‘Perfect’ Lancaster was a dream for award-winning Mark


Mark Ritson stands looking at a presentation while talking to an audience seated in a lecture theatre

In his early-20s, Lancaster University was a ‘dreamy’ place for Mark Ritson. Some 30 years later, as an experienced brand consultant, acclaimed lecturer and award-winning columnist, it still holds a special place in his heart.

He may no longer be part of the Grizedale football team, may not be able to spend mornings in the lecture theatre and afternoons in the JCR that sat a stone’s throw from his (now demolished) room, but Mark will never forget his years on the Bailrigg campus.

He has realised more and more how special his time in Lancaster was after spending 25 years as a marketing professor around the world – at London Business School, the University of Minnesota, and Melbourne Business School, and in a visiting role at MIT Sloan and SMU. Never has he come across anywhere quite the same.

In December, Mark (BSc Marketing, 1993; PhD Marketing, 1996) returned to Lancaster to receive an Alumni Award in recognition of his substantial contribution to the field of Marketing. He found himself right back at home – even if buildings and people have changed, the feeling of being back on campus was just as it had been when he was a student.

“I keep pinching myself that it's a lot more than 30 years ago I first came here,” said Mark, who had an audience of staff, students, alumni and members of the public enraptured when he delivered his Top 10 Marketing Moments of 2022 in a special talk during his visit to Lancaster to received his Alumni Award. The talk was given in a building opened almost 25 years after he finished his PhD in LUMS. “The University has changed so much, it's double the size, there are new buildings. I see patches that I totally recognise, and I also see brand-new pieces as well.”

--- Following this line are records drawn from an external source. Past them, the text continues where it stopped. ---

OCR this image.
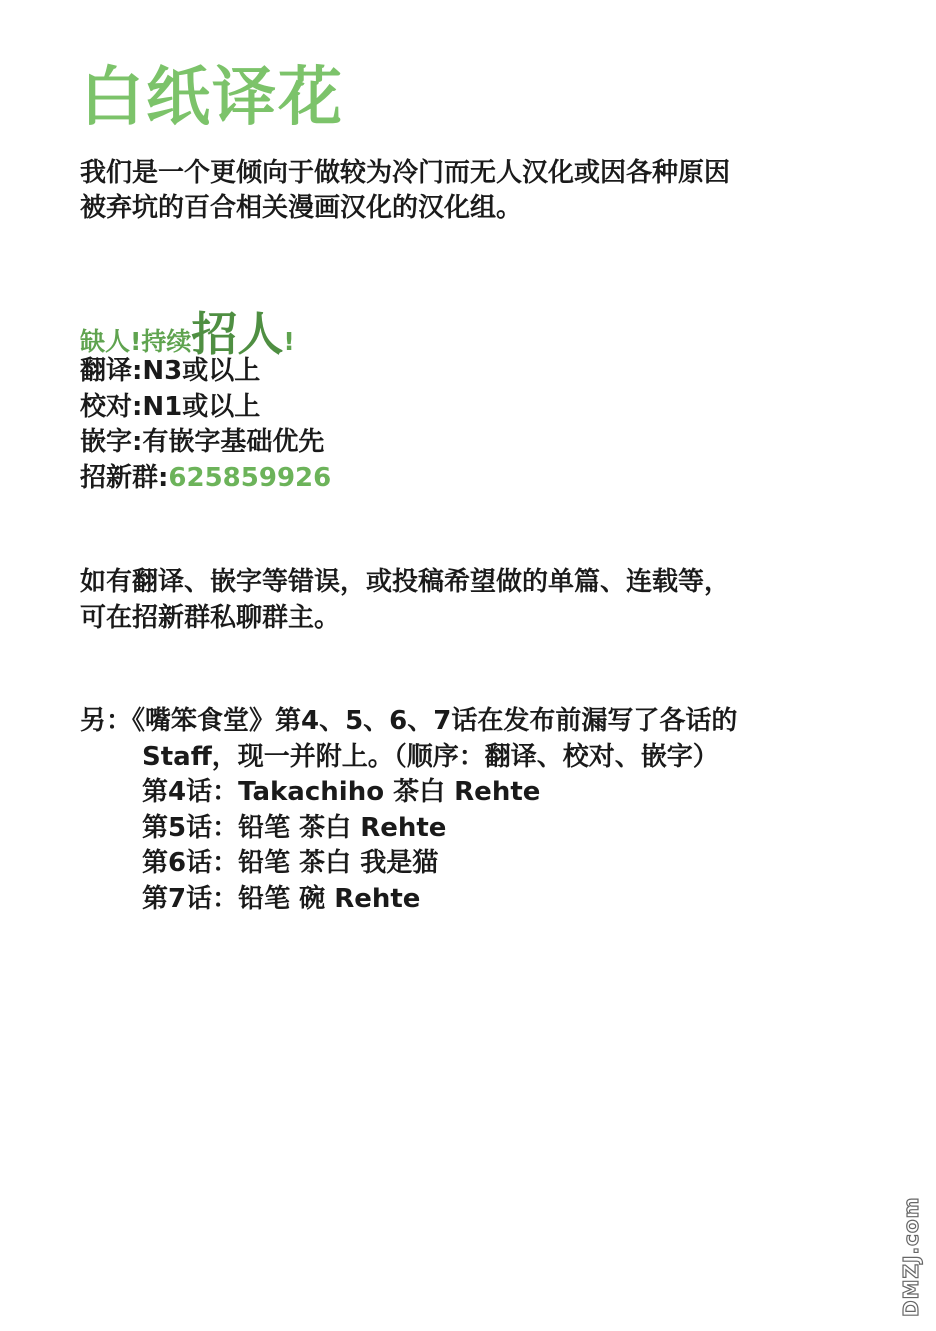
白纸译花
我们是一个更倾向于做较为冷门而无人汉化或因各种原因
被弃坑的百合相关漫画汉化的汉化组。
缺人!持续招人!
翻译:N3或以上
校对:N1或以上
嵌字:有嵌字基础优先
招新群:625859926
如有翻译、嵌字等错误，或投稿希望做的单篇、连载等，
可在招新群私聊群主。
另：《嘴笨食堂》第4、5、6、7话在发布前漏写了各话的
Staff，现一并附上。（顺序：翻译、校对、嵌字）
第4话：Takachiho 茶白 Rehte
第5话：铅笔 茶白 Rehte
第6话：铅笔 茶白 我是猫
第7话：铅笔 碗 Rehte
DMZJ.com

Mark’s memories of Lancaster are not primarily of the classroom or his PhD research – though he speaks highly of both experiences. Instead, he recalls the green baize of the pool table and the grass of the football field with great fondness, as well as the occasional pint in Grizedale’s bar.

“It was a dreamy place really,” he said. “I got to study Marketing at one of the best Marketing departments in the world. I had 10 mates who all played in the same soccer team as me, we lived right next door to our JCR, which had a bar, and I just don't think it was possible to have a better early-20s, mid-20s. It was heaven.

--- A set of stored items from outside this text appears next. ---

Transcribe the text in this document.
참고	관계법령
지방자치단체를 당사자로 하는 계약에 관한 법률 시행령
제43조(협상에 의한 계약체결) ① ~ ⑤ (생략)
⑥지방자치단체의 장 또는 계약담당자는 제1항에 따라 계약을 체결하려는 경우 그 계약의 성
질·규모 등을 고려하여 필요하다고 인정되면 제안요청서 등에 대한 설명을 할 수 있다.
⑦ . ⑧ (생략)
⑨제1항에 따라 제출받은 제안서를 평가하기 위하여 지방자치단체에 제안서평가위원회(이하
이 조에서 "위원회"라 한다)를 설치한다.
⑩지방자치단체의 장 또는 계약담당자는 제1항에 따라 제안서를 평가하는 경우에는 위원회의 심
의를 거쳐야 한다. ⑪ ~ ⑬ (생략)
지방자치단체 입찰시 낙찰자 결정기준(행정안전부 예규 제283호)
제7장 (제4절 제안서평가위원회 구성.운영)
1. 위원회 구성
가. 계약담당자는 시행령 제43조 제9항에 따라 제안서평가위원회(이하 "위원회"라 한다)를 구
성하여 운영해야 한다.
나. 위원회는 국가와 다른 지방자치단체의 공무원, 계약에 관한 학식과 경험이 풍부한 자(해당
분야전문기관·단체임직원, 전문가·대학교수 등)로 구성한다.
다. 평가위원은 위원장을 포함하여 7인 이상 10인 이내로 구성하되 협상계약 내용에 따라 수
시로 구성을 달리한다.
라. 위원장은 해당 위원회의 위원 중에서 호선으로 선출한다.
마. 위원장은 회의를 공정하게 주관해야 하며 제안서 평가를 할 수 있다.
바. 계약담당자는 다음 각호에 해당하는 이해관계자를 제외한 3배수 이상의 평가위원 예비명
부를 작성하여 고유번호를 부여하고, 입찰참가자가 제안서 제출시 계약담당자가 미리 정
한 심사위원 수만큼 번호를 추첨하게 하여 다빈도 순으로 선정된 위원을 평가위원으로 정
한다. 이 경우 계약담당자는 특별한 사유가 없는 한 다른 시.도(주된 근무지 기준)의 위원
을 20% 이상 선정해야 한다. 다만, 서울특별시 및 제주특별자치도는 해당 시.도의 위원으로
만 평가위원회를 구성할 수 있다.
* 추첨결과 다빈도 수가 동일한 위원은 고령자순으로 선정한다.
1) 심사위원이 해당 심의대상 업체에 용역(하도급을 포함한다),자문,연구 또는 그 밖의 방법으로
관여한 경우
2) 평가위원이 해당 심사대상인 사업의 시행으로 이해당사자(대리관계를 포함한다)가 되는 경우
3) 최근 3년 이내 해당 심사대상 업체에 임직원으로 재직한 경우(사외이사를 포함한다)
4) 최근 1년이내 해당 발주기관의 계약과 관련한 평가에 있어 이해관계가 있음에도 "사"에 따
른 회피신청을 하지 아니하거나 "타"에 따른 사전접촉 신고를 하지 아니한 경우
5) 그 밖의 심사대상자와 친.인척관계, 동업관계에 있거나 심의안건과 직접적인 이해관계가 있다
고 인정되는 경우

“I've got very young kids, but when they get a bit older, I will just tell them to come here if they can, because it was literally – I can't use the word any stronger – perfect.”

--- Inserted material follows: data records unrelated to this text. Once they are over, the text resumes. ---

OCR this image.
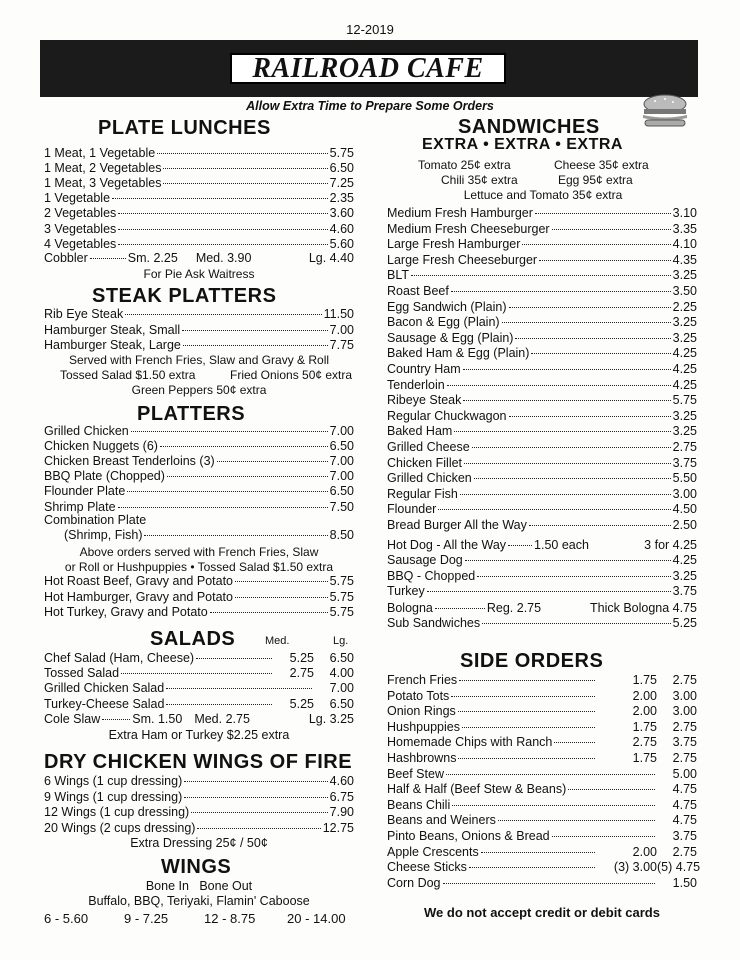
12-2019
RAILROAD CAFE
Allow Extra Time to Prepare Some Orders
PLATE LUNCHES
1 Meat, 1 Vegetable	5.75
1 Meat, 2 Vegetables	6.50
1 Meat, 3 Vegetables	7.25
1 Vegetable	2.35
2 Vegetables	3.60
3 Vegetables	4.60
4 Vegetables	5.60
Cobbler	Sm. 2.25 Med. 3.90	Lg. 4.40
For Pie Ask Waitress
STEAK PLATTERS
Rib Eye Steak	11.50
Hamburger Steak, Small	7.00
Hamburger Steak, Large	7.75
Served with French Fries, Slaw and Gravy & Roll
Tossed Salad $1.50 extra	Fried Onions 50¢ extra
Green Peppers 50¢ extra
PLATTERS
Grilled Chicken	7.00
Chicken Nuggets (6)	6.50
Chicken Breast Tenderloins (3)	7.00
BBQ Plate (Chopped)	7.00
Flounder Plate	6.50
Shrimp Plate	7.50
Combination Plate
(Shrimp, Fish)	8.50
Above orders served with French Fries, Slaw
or Roll or Hushpuppies • Tossed Salad $1.50 extra
Hot Roast Beef, Gravy and Potato	5.75
Hot Hamburger, Gravy and Potato	5.75
Hot Turkey, Gravy and Potato	5.75
SALADS	Med.	Lg.
Chef Salad (Ham, Cheese)	5.25	6.50
Tossed Salad	2.75	4.00
Grilled Chicken Salad	7.00
Turkey-Cheese Salad	5.25	6.50
Cole Slaw	Sm. 1.50 Med. 2.75	Lg. 3.25
Extra Ham or Turkey $2.25 extra
DRY CHICKEN WINGS OF FIRE
6 Wings (1 cup dressing)	4.60
9 Wings (1 cup dressing)	6.75
12 Wings (1 cup dressing)	7.90
20 Wings (2 cups dressing)	12.75
Extra Dressing 25¢ / 50¢
WINGS
Bone In   Bone Out
Buffalo, BBQ, Teriyaki, Flamin' Caboose
6 - 5.60	9 - 7.25	12 - 8.75 20 - 14.00
SANDWICHES
EXTRA • EXTRA • EXTRA
Tomato 25¢ extra	Cheese 35¢ extra
Chili 35¢ extra	Egg 95¢ extra
Lettuce and Tomato 35¢ extra
Medium Fresh Hamburger	3.10
Medium Fresh Cheeseburger	3.35
Large Fresh Hamburger	4.10
Large Fresh Cheeseburger	4.35
BLT	3.25
Roast Beef	3.50
Egg Sandwich (Plain)	2.25
Bacon & Egg (Plain)	3.25
Sausage & Egg (Plain)	3.25
Baked Ham & Egg (Plain)	4.25
Country Ham	4.25
Tenderloin	4.25
Ribeye Steak	5.75
Regular Chuckwagon	3.25
Baked Ham	3.25
Grilled Cheese	2.75
Chicken Fillet	3.75
Grilled Chicken	5.50
Regular Fish	3.00
Flounder	4.50
Bread Burger All the Way	2.50
Hot Dog - All the Way 1.50 each	3 for 4.25
Sausage Dog	4.25
BBQ - Chopped	3.25
Turkey	3.75
Bologna	Reg. 2.75	Thick Bologna 4.75
Sub Sandwiches	5.25
SIDE ORDERS
French Fries	1.75	2.75
Potato Tots	2.00	3.00
Onion Rings	2.00	3.00
Hushpuppies	1.75	2.75
Homemade Chips with Ranch	2.75	3.75
Hashbrowns	1.75	2.75
Beef Stew	5.00
Half & Half (Beef Stew & Beans)	4.75
Beans Chili	4.75
Beans and Weiners	4.75
Pinto Beans, Onions & Bread	3.75
Apple Crescents	2.00	2.75
Cheese Sticks	(3) 3.00 (5) 4.75
Corn Dog	1.50
We do not accept credit or debit cards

Mark’s career has not just been a success in academia. Beyond the classroom, he worked as a global brand consultant for such diverse clients as Subaru, Donna Karan, Johnson & Johnson, De Beers, Ericsson and WD40. For more than a decade, he was the in-house brand consultant for LVMH – the world's largest luxury group – working on brands like Louis Vuitton, Dom Perignon and Hennessy.

His work has been cited in a Nobel Prize acceptance speech, saw him become the first non-US winner of the Ferber Award for his doctoral thesis, and has earned him the Australian Marketing Institute’s Sir Charles McGrath Award, the highest honour for marketing in Australia. In addition, for his Marketing Week column – which he has written for more than 20 years – he has been voted Columnist of the Year five times at the PPA Press Awards, and won the British Society of Magazine Editors Business Columnist of the Year twice.

It is an illustrious career, one shaped by that start in Lancaster. Mark admits to not realising at the time how special his time at Lancaster was, and it was only in later years he recognised the impact of his time there.

“You don't realise how good Lancaster is until you're a long way away from it,” he said. “I think there's a couple of reasons for that. It's a very sort of northern, Lancastrian thing to be really good at something but not go on about it too much. Also, you just take for granted how well-organised the place is, how brilliant the buildings are, how well thought through the learning philosophy is, how selective they are about both students and professors.

“I think the great thing about Lancaster is it's so brilliantly done, but it's done in such a subtle way you don't realise how good it is until many years later when you don't find another university that's half as good. I think, again, for that reason I'm very grateful that I ended up here, and I couldn't really have asked for any more.”